North Bristol NHS Trust is currently being implemented with Cerner Millennium by BT for a cost of £22m, a significantly higher figure than the £8.2m being paid by neighbouring organisation United Hospitals Bristol NHS for System C's Medway.
Despite the £14m gap between the Cerner and Medway implementations in Bristol, the £22m bill at North Bristol is £6.3m less than average cost of BT implementing Cerner in the south of England, which stands at £28.3m.
The cost gap is being called into question by Richard Bacon MP, who in a letter last week to Nicholson asked, "As the Senior Responsible Owner for the National Programme, can you give your explicit undertaking that the North Bristol contract represents value for money for taxpayers?"

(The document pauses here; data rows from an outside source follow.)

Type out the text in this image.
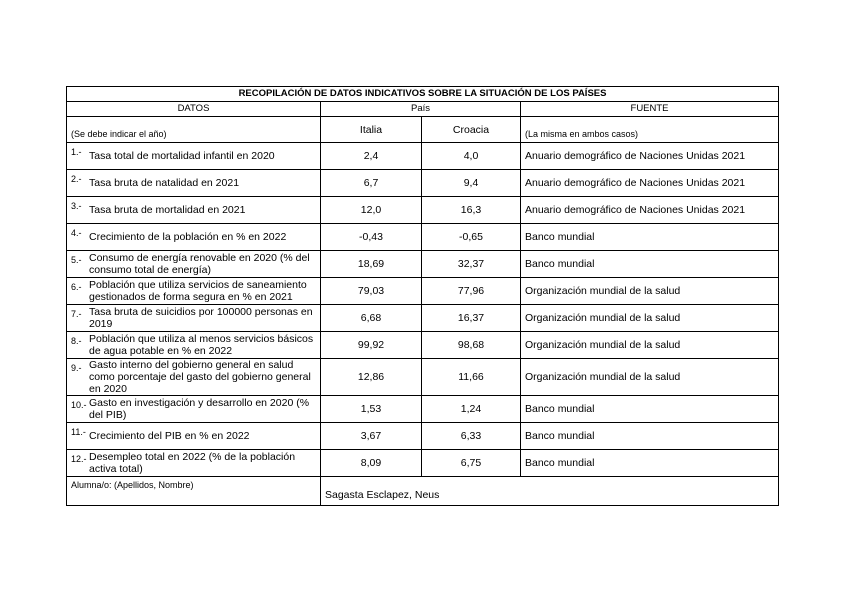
RECOPILACIÓN DE DATOS INDICATIVOS SOBRE LA SITUACIÓN DE LOS PAÍSES			
DATOS	País		FUENTE
(Se debe indicar el año)	Italia	Croacia	(La misma en ambos casos)

1.- Tasa total de mortalidad infantil en 2020	2,4	4,0	Anuario demográfico de Naciones Unidas 2021

2.- Tasa bruta de natalidad en 2021	6,7	9,4	Anuario demográfico de Naciones Unidas 2021

3.- Tasa bruta de mortalidad en 2021	12,0	16,3	Anuario demográfico de Naciones Unidas 2021

4.- Crecimiento de la población en % en 2022	-0,43	-0,65	Banco mundial

5.- Consumo de energía renovable en 2020 (% del consumo total de energía)	18,69	32,37	Banco mundial

6.- Población que utiliza servicios de saneamiento gestionados de forma segura en % en 2021	79,03	77,96	Organización mundial de la salud

7.- Tasa bruta de suicidios por 100000 personas en 2019	6,68	16,37	Organización mundial de la salud

8.- Población que utiliza al menos servicios básicos de agua potable en % en 2022	99,92	98,68	Organización mundial de la salud

9.- Gasto interno del gobierno general en salud como porcentaje del gasto del gobierno general en 2020	12,86	11,66	Organización mundial de la salud

10.- Gasto en investigación y desarrollo en 2020 (% del PIB)	1,53	1,24	Banco mundial

11.- Crecimiento del PIB en % en 2022	3,67	6,33	Banco mundial

12.- Desempleo total en 2022 (% de la población activa total)	8,09	6,75	Banco mundial
Alumna/o: (Apellidos, Nombre)	Sagasta Esclapez, Neus		
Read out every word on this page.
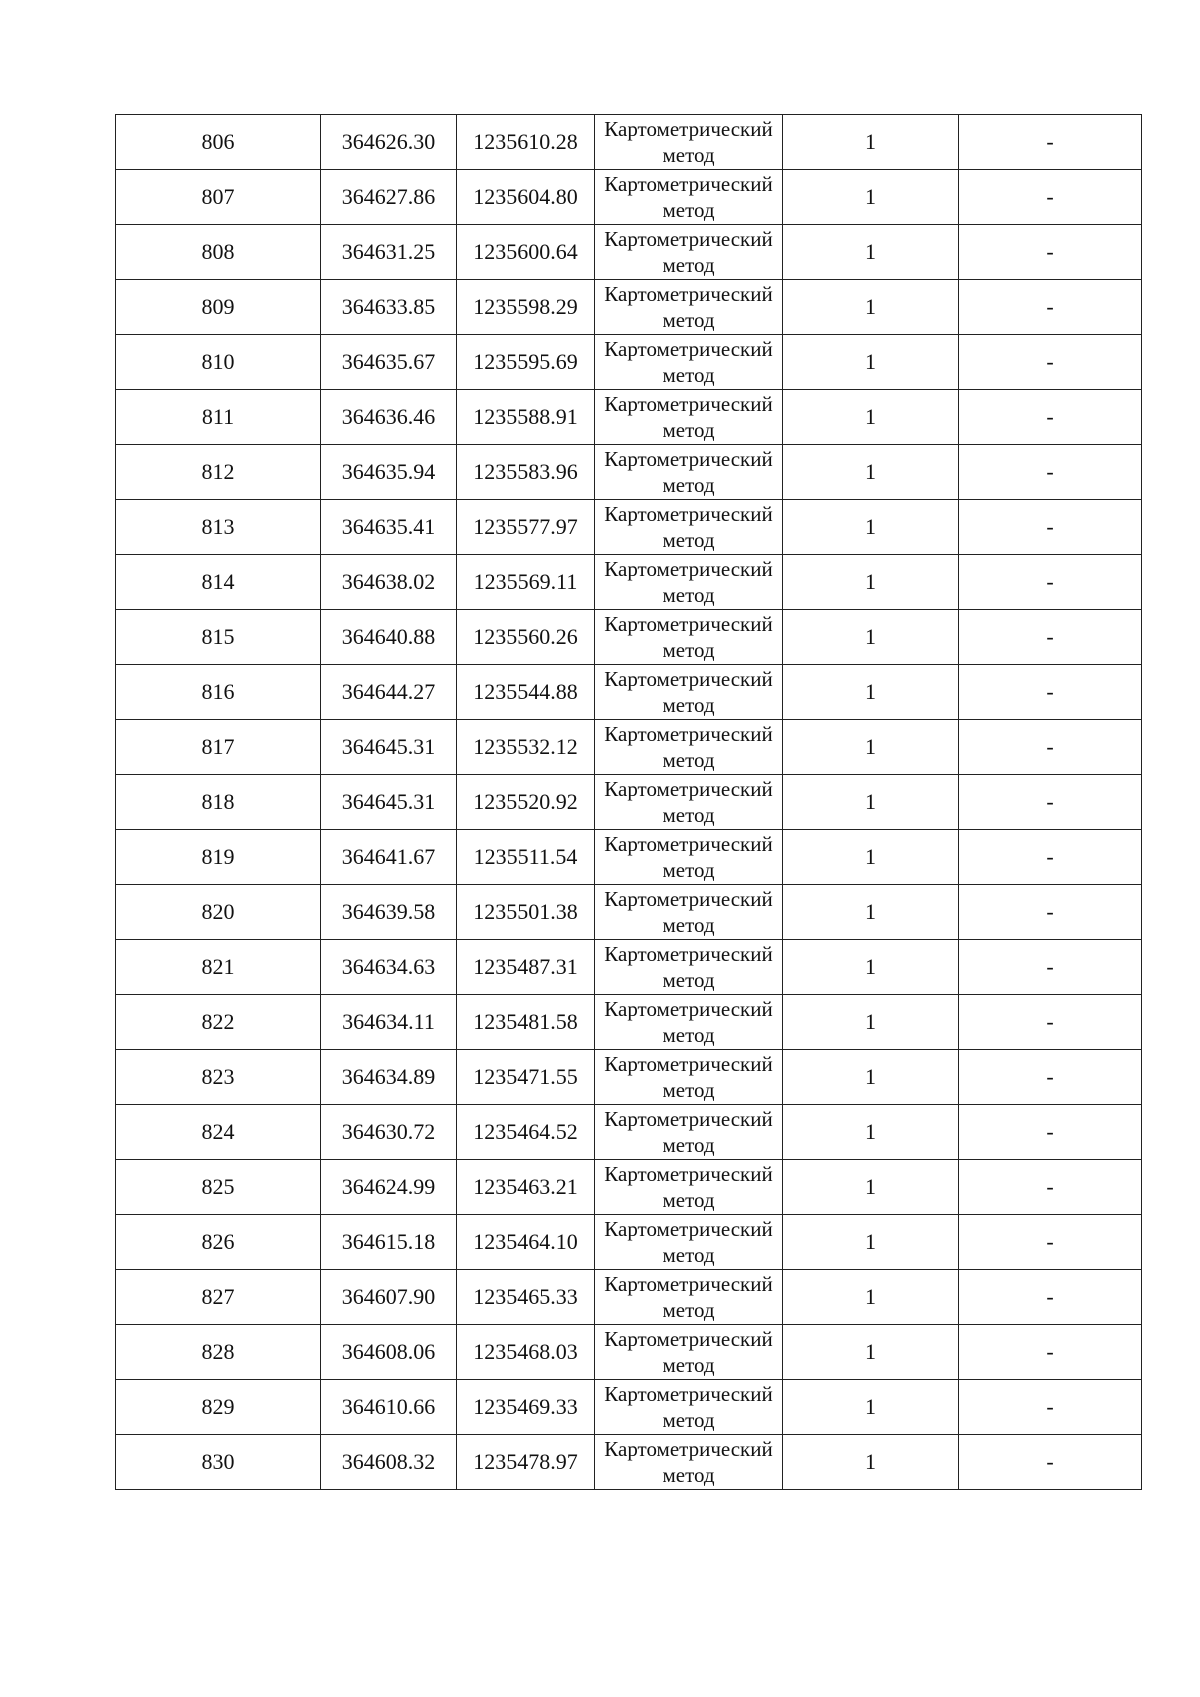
806	364626.30	1235610.28	Картометрический метод	1	-
807	364627.86	1235604.80	Картометрический метод	1	-
808	364631.25	1235600.64	Картометрический метод	1	-
809	364633.85	1235598.29	Картометрический метод	1	-
810	364635.67	1235595.69	Картометрический метод	1	-
811	364636.46	1235588.91	Картометрический метод	1	-
812	364635.94	1235583.96	Картометрический метод	1	-
813	364635.41	1235577.97	Картометрический метод	1	-
814	364638.02	1235569.11	Картометрический метод	1	-
815	364640.88	1235560.26	Картометрический метод	1	-
816	364644.27	1235544.88	Картометрический метод	1	-
817	364645.31	1235532.12	Картометрический метод	1	-
818	364645.31	1235520.92	Картометрический метод	1	-
819	364641.67	1235511.54	Картометрический метод	1	-
820	364639.58	1235501.38	Картометрический метод	1	-
821	364634.63	1235487.31	Картометрический метод	1	-
822	364634.11	1235481.58	Картометрический метод	1	-
823	364634.89	1235471.55	Картометрический метод	1	-
824	364630.72	1235464.52	Картометрический метод	1	-
825	364624.99	1235463.21	Картометрический метод	1	-
826	364615.18	1235464.10	Картометрический метод	1	-
827	364607.90	1235465.33	Картометрический метод	1	-
828	364608.06	1235468.03	Картометрический метод	1	-
829	364610.66	1235469.33	Картометрический метод	1	-
830	364608.32	1235478.97	Картометрический метод	1	-
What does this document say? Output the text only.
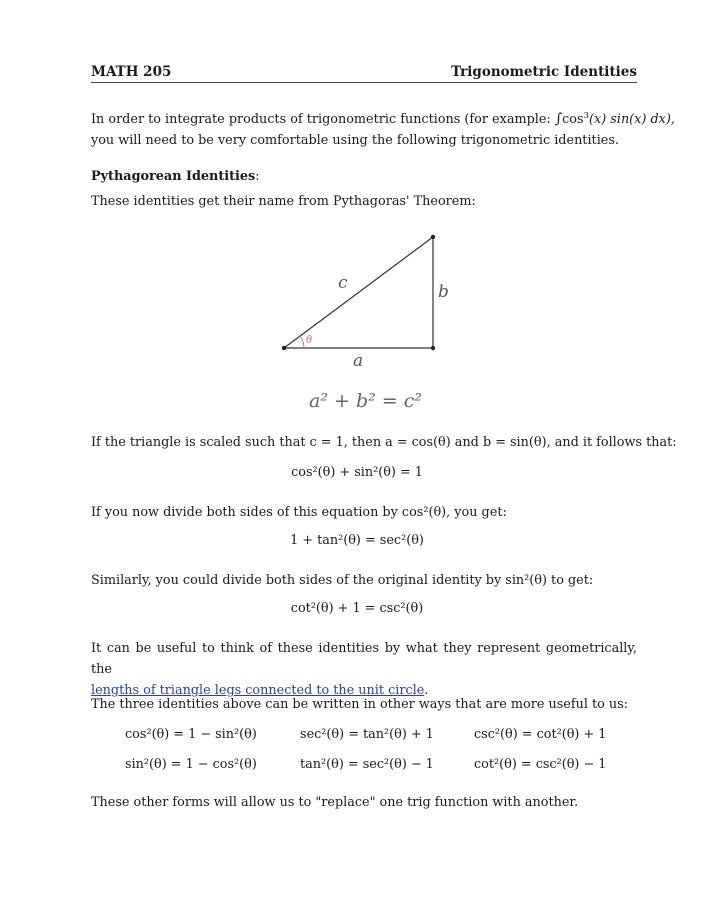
MATH 205	Trigonometric Identities
In order to integrate products of trigonometric functions (for example: $\int\cos^3(x)$ sin(x) dx),
you will need to be very comfortable using the following trigonometric identities.
Pythagorean Identities:
These identities get their name from Pythagoras' Theorem:
θ
c	b
a
a² + b² = c²
If the triangle is scaled such that c = 1, then a = cos(θ) and b = sin(θ), and it follows that:
cos²(θ) + sin²(θ) = 1
If you now divide both sides of this equation by cos²(θ), you get:
1 + tan²(θ) = sec²(θ)
Similarly, you could divide both sides of the original identity by sin²(θ) to get:
cot²(θ) + 1 = csc²(θ)
It can be useful to think of these identities by what they represent geometrically, the
lengths of triangle legs connected to the unit circle.
The three identities above can be written in other ways that are more useful to us:
cos²(θ) = 1 − sin²(θ)	sec²(θ) = tan²(θ) + 1	csc²(θ) = cot²(θ) + 1
sin²(θ) = 1 − cos²(θ)	tan²(θ) = sec²(θ) − 1	cot²(θ) = csc²(θ) − 1
These other forms will allow us to "replace" one trig function with another.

North Bristol is one of three Trusts cited by Bacon - along with Bath and Oxford Radcliffe - as having steep prices attached to their respective Cerner deployments. To make matters worse, Bacon also asked Nicholson for an explanation as to why the implementations at the three Trusts had slipped from planned end-of-July go live dates.
According to e-Health Insider, North Bristol is expected to now go live by the end of December 2011, Oxford Radcliffe has scheduled a mid-November launch, while Royal United Hospitals Bath no longer has a firm go-live date.